What is likely above all however, is that the election of 2016 has been and will continue to be a referendum on globalism, and given the success of Trump and Sanders, the public has resoundingly rejected it. The realigning election of 2016 will be a retrenchment in some ways from axiomatic, all-encompassing globalism, even if not done in precisely the ways envisioned here. The world is not the same as it was in the fifth and sixth party systems, and each system must respond to the demands of the time. This is the referendum of a realigning election. (pg. 95)

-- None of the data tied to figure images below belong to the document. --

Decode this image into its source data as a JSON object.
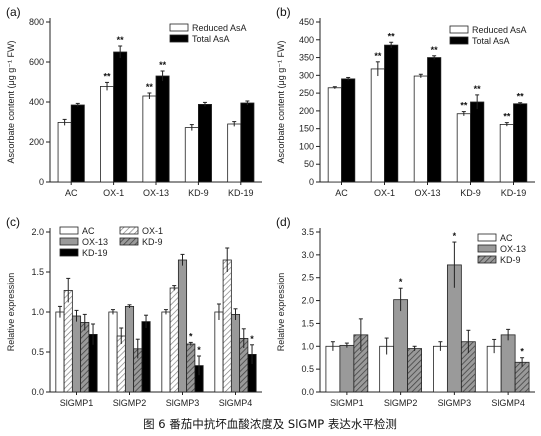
{
  "caption": "图 6 番茄中抗坏血酸浓度及 SlGMP 表达水平检测",
  "colors": {
    "reduced": "#ffffff",
    "total": "#000000",
    "ac": "#ffffff",
    "ox1_hatch": "#8a8a8a",
    "ox13": "#9a9a9a",
    "kd9_hatch": "#6e6e6e",
    "kd19": "#000000"
  },
  "chart_data": [
    {
      "panel": "(a)",
      "type": "bar",
      "ylabel": "Ascorbate content (μg g⁻¹ FW)",
      "ylim": [
        0,
        800
      ],
      "yticks": [
        "0",
        "200",
        "400",
        "600",
        "800"
      ],
      "categories": [
        "AC",
        "OX-1",
        "OX-13",
        "KD-9",
        "KD-19"
      ],
      "series": [
        {
          "name": "Reduced AsA",
          "style": "white",
          "values": [
            298,
            478,
            430,
            272,
            290
          ],
          "errors": [
            15,
            20,
            15,
            15,
            12
          ]
        },
        {
          "name": "Total AsA",
          "style": "black",
          "values": [
            385,
            650,
            530,
            388,
            395
          ],
          "errors": [
            8,
            30,
            25,
            10,
            10
          ]
        }
      ],
      "stars": [
        [
          "",
          "**",
          "**",
          "",
          ""
        ],
        [
          "",
          "**",
          "**",
          "",
          ""
        ]
      ]
    },
    {
      "panel": "(b)",
      "type": "bar",
      "ylabel": "Ascorbate content (μg g⁻¹ FW)",
      "ylim": [
        0,
        450
      ],
      "yticks": [
        "0",
        "50",
        "100",
        "150",
        "200",
        "250",
        "300",
        "350",
        "400",
        "450"
      ],
      "categories": [
        "AC",
        "OX-1",
        "OX-13",
        "KD-9",
        "KD-19"
      ],
      "series": [
        {
          "name": "Reduced AsA",
          "style": "white",
          "values": [
            265,
            318,
            298,
            192,
            162
          ],
          "errors": [
            3,
            20,
            5,
            6,
            5
          ]
        },
        {
          "name": "Total AsA",
          "style": "black",
          "values": [
            290,
            385,
            350,
            225,
            220
          ],
          "errors": [
            4,
            8,
            5,
            20,
            3
          ]
        }
      ],
      "stars": [
        [
          "",
          "**",
          "",
          "**",
          "**"
        ],
        [
          "",
          "**",
          "**",
          "**",
          "**"
        ]
      ]
    },
    {
      "panel": "(c)",
      "type": "bar",
      "ylabel": "Relative expression",
      "ylim": [
        0,
        2.0
      ],
      "yticks": [
        "0.0",
        "0.5",
        "1.0",
        "1.5",
        "2.0"
      ],
      "categories": [
        "SlGMP1",
        "SlGMP2",
        "SlGMP3",
        "SlGMP4"
      ],
      "series": [
        {
          "name": "AC",
          "style": "white",
          "values": [
            1.0,
            1.0,
            1.0,
            1.0
          ],
          "errors": [
            0.07,
            0.03,
            0.03,
            0.1
          ]
        },
        {
          "name": "OX-1",
          "style": "hatch-light",
          "values": [
            1.27,
            0.7,
            1.3,
            1.65
          ],
          "errors": [
            0.15,
            0.1,
            0.03,
            0.15
          ]
        },
        {
          "name": "OX-13",
          "style": "gray",
          "values": [
            0.95,
            1.07,
            1.65,
            0.97
          ],
          "errors": [
            0.07,
            0.02,
            0.07,
            0.07
          ]
        },
        {
          "name": "KD-9",
          "style": "hatch-dark",
          "values": [
            0.87,
            0.54,
            0.6,
            0.67
          ],
          "errors": [
            0.1,
            0.12,
            0.02,
            0.12
          ]
        },
        {
          "name": "KD-19",
          "style": "black",
          "values": [
            0.72,
            0.88,
            0.33,
            0.47
          ],
          "errors": [
            0.13,
            0.08,
            0.12,
            0.12
          ]
        }
      ],
      "stars": [
        [
          "",
          "",
          "",
          ""
        ],
        [
          "",
          "",
          "",
          ""
        ],
        [
          "",
          "",
          "",
          ""
        ],
        [
          "",
          "",
          "*",
          ""
        ],
        [
          "",
          "",
          "*",
          "*"
        ]
      ]
    },
    {
      "panel": "(d)",
      "type": "bar",
      "ylabel": "Relative expression",
      "ylim": [
        0,
        3.5
      ],
      "yticks": [
        "0.0",
        "0.5",
        "1.0",
        "1.5",
        "2.0",
        "2.5",
        "3.0",
        "3.5"
      ],
      "categories": [
        "SlGMP1",
        "SlGMP2",
        "SlGMP3",
        "SlGMP4"
      ],
      "series": [
        {
          "name": "AC",
          "style": "white",
          "values": [
            1.0,
            1.0,
            1.0,
            1.0
          ],
          "errors": [
            0.1,
            0.18,
            0.1,
            0.15
          ]
        },
        {
          "name": "OX-13",
          "style": "gray",
          "values": [
            1.02,
            2.02,
            2.78,
            1.25
          ],
          "errors": [
            0.05,
            0.25,
            0.5,
            0.12
          ]
        },
        {
          "name": "KD-9",
          "style": "hatch-dark",
          "values": [
            1.25,
            0.95,
            1.1,
            0.65
          ],
          "errors": [
            0.35,
            0.05,
            0.25,
            0.1
          ]
        }
      ],
      "stars": [
        [
          "",
          "",
          "",
          ""
        ],
        [
          "",
          "*",
          "*",
          ""
        ],
        [
          "",
          "",
          "",
          "*"
        ]
      ]
    }
  ]
}
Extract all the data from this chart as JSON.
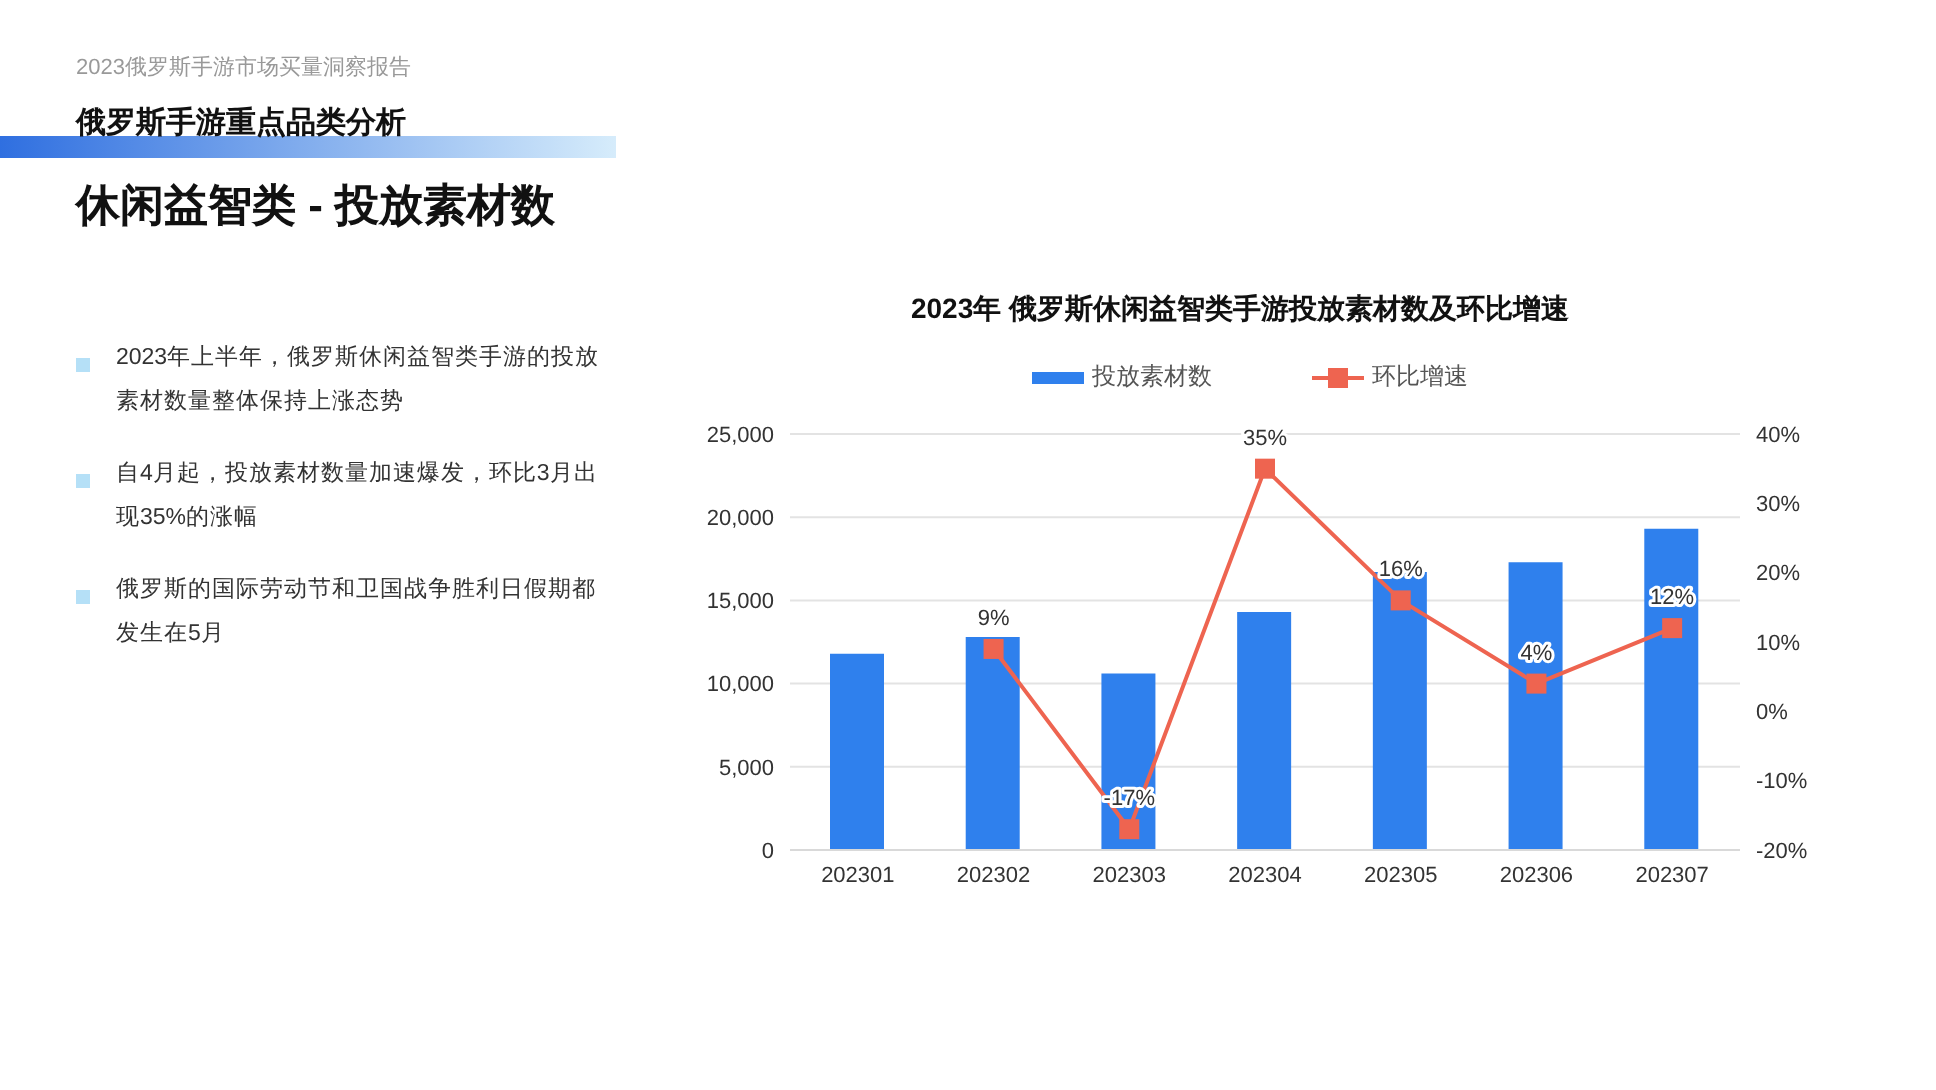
{
  "chart_data": {
    "type": "bar",
    "title": "2023年 俄罗斯休闲益智类手游投放素材数及环比增速",
    "annotations": [
      "2023俄罗斯手游市场买量洞察报告",
      "俄罗斯手游重点品类分析",
      "休闲益智类 - 投放素材数",
      "2023年上半年，俄罗斯休闲益智类手游的投放素材数量整体保持上涨态势",
      "自4月起，投放素材数量加速爆发，环比3月出现35%的涨幅",
      "俄罗斯的国际劳动节和卫国战争胜利日假期都发生在5月"
    ],
    "categories": [
      "202301",
      "202302",
      "202303",
      "202304",
      "202305",
      "202306",
      "202307"
    ],
    "series": [
      {
        "name": "投放素材数",
        "color": "#2f80ed",
        "values": [
          11800,
          12800,
          10600,
          14300,
          16700,
          17300,
          19300
        ]
      },
      {
        "name": "环比增速",
        "type": "line",
        "axis": "y2",
        "color": "#ee6450",
        "marker": "square",
        "values": [
          null,
          9,
          -17,
          35,
          16,
          4,
          12
        ],
        "value_labels": [
          null,
          "9%",
          "-17%",
          "35%",
          "16%",
          "4%",
          "12%"
        ]
      }
    ],
    "ylim": [
      0,
      25000
    ],
    "yticks": [
      {
        "value": 0,
        "label": "0"
      },
      {
        "value": 5000,
        "label": "5,000"
      },
      {
        "value": 10000,
        "label": "10,000"
      },
      {
        "value": 15000,
        "label": "15,000"
      },
      {
        "value": 20000,
        "label": "20,000"
      },
      {
        "value": 25000,
        "label": "25,000"
      }
    ],
    "y2lim": [
      -20,
      40
    ],
    "y2ticks": [
      {
        "value": -20,
        "label": "-20%"
      },
      {
        "value": -10,
        "label": "-10%"
      },
      {
        "value": 0,
        "label": "0%"
      },
      {
        "value": 10,
        "label": "10%"
      },
      {
        "value": 20,
        "label": "20%"
      },
      {
        "value": 30,
        "label": "30%"
      },
      {
        "value": 40,
        "label": "40%"
      }
    ],
    "grid": "y",
    "legend": "top"
  }
}
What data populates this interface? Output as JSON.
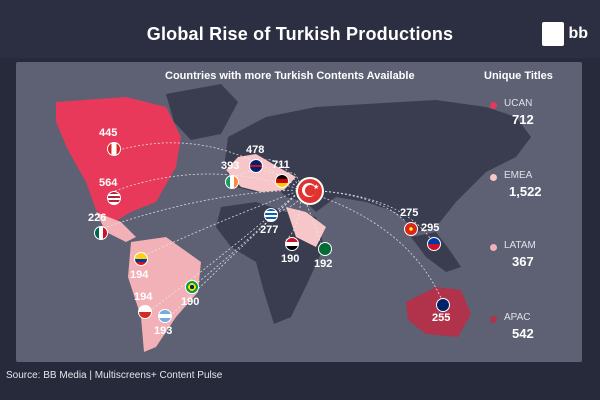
{
  "header": {
    "title": "Global Rise of Turkish Productions",
    "logo_text": "bb"
  },
  "subtitle": "Countries with more Turkish Contents Available",
  "legend": {
    "title": "Unique Titles",
    "regions": [
      {
        "name": "UCAN",
        "value": "712",
        "color": "#e8395a"
      },
      {
        "name": "EMEA",
        "value": "1,522",
        "color": "#f7c6c9"
      },
      {
        "name": "LATAM",
        "value": "367",
        "color": "#f2b1b6"
      },
      {
        "name": "APAC",
        "value": "542",
        "color": "#b0334b"
      }
    ]
  },
  "markers": [
    {
      "country": "Canada",
      "flag_icon": "canada-flag-icon",
      "value": "445"
    },
    {
      "country": "United States",
      "flag_icon": "usa-flag-icon",
      "value": "564"
    },
    {
      "country": "Mexico",
      "flag_icon": "mexico-flag-icon",
      "value": "226"
    },
    {
      "country": "Colombia",
      "flag_icon": "colombia-flag-icon",
      "value": "194"
    },
    {
      "country": "Brazil",
      "flag_icon": "brazil-flag-icon",
      "value": "190"
    },
    {
      "country": "Chile",
      "flag_icon": "chile-flag-icon",
      "value": "194"
    },
    {
      "country": "Argentina",
      "flag_icon": "argentina-flag-icon",
      "value": "193"
    },
    {
      "country": "Ireland",
      "flag_icon": "ireland-flag-icon",
      "value": "393"
    },
    {
      "country": "United Kingdom",
      "flag_icon": "uk-flag-icon",
      "value": "478"
    },
    {
      "country": "Germany",
      "flag_icon": "germany-flag-icon",
      "value": "711"
    },
    {
      "country": "Greece",
      "flag_icon": "greece-flag-icon",
      "value": "277"
    },
    {
      "country": "Egypt",
      "flag_icon": "egypt-flag-icon",
      "value": "190"
    },
    {
      "country": "Saudi Arabia",
      "flag_icon": "saudi-flag-icon",
      "value": "192"
    },
    {
      "country": "Vietnam",
      "flag_icon": "vietnam-flag-icon",
      "value": "275"
    },
    {
      "country": "Philippines",
      "flag_icon": "philippines-flag-icon",
      "value": "295"
    },
    {
      "country": "Australia",
      "flag_icon": "australia-flag-icon",
      "value": "255"
    }
  ],
  "colors": {
    "ucan": "#e8395a",
    "emea": "#f7c6c9",
    "latam": "#f2b1b6",
    "apac": "#b0334b",
    "land": "#3a3d4f",
    "sea": "#5d6173"
  },
  "source": "Source: BB Media | Multiscreens+ Content Pulse"
}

If you’ve watched the Democrats’ counteroffer and Hillary Clinton’s acceptance speech, they almost sounded like nationalists! Again, the Democrats are now wrapping themselves in patriotism! Their axiomatic globalism has been set aside (in their messaging, and therefore, their legitimacy, at least)! It shows that Hillary Clinton’s side has actually learned.

The voters have rejected globalism (at least in part), but people are still scared of Donald Trump. The Democrats now have to keep hitting home that he is the one that’s not only scary, but unpatriotic, at least in comparison to them. Let’s see if they keep this course up. If they do, and no external factor emerges in favor of Trump, Hillary Clinton will win.

They’ve learned from the Stumped guidebook. You should also.